By: Barbara Matousek
Here’s a little exercise for all you writers out there: Make a list. Any list. And you will find a story. Here is my story, told through a list of items currently in my coat pockets:
A clear plastic Nuk with an orange handle, thrown into my pocket months ago in the hopes that some day my daughter would keep it in her mouth rather than spitting it out at me. Last night at ten minutes to midnight I tried to convince her to take a similar one so that I could sleep without contorting my body and twisting my spine while she nursed. Not sure why I still carry this one in my pocket. Hope. I guess.
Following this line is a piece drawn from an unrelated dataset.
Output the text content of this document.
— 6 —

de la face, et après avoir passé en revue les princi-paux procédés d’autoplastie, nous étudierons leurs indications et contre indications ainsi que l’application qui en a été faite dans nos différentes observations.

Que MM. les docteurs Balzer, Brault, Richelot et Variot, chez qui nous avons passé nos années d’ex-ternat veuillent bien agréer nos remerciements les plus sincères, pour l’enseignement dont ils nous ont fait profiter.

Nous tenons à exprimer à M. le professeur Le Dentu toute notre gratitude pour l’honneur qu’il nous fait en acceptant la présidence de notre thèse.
A folded up paper bookmark with a little man looking through a gigantic telescope at the words “One World, Many Stories” and a paper coupon from the library’s summer reading program for a free ice cream cone at McDonald’s. “It’s okay,” Sammy said to me when I picked him up from daycare and he handed it to me. “McDonald’s doesn’t have peanuts in the ice cream. We can go there, Mommy. We can. Really. We can go there.”
A little plastic pig that Sam picked up from the floor of the Subaru as we were heading in to the daycare last week. It is about the size of a quarter, and it has amazing detail, including perfectly formed hooves, a kinked tail and eight little teats that hang down from its underside. Nobody seems to know where it came from and how it ended up in our car. Not even Sam. Although when I ask Sam where anything (like the popsicle stick in the bathroom or the pile of spaghetti noodles in the living room) came from he usually says “I don’t know, Mommy.”
Kleenex. Loads of wadded up Kleenex, some shredded from being in there for weeks, some brand new and neatly folded. I grab some every time I leave the house because there have been more than a few occasions in which one or both of my children have sneezed or spit up or drooled or picked things out of their noses just as we were entering the real world where people don’t look too kindly on goop glistening your upper lip.
My circa 2007 Verizon Wireless Motorola Razor. The paint is peeling on one side and the back is rubbed down to reveal the white plastic underneath on the other side. It is worn and used, just like the pants I wear that are too long so that the edges have started to fray or my nursing bras which are so stretched that their elastic no longer really functions and I wonder why I even bother. No money for new clothes. No time or money for one of those fancy phones with all the apps. I barely know what an app is. When I’m with my kids, I’m with my kids, without all my facebook friends tagging along.
And yet I seem to be bringing all of you.
And despite having what was, I think, my first major hot flash after calling what I thought was a credit card customer service line only to later realize I had read an 8 where it was a 6 because I didn’t use my newly-acquired reading glasses when I looked up the number, I am NOT as old and worn out as all this sounds. That’s my story and I’m sticking to it.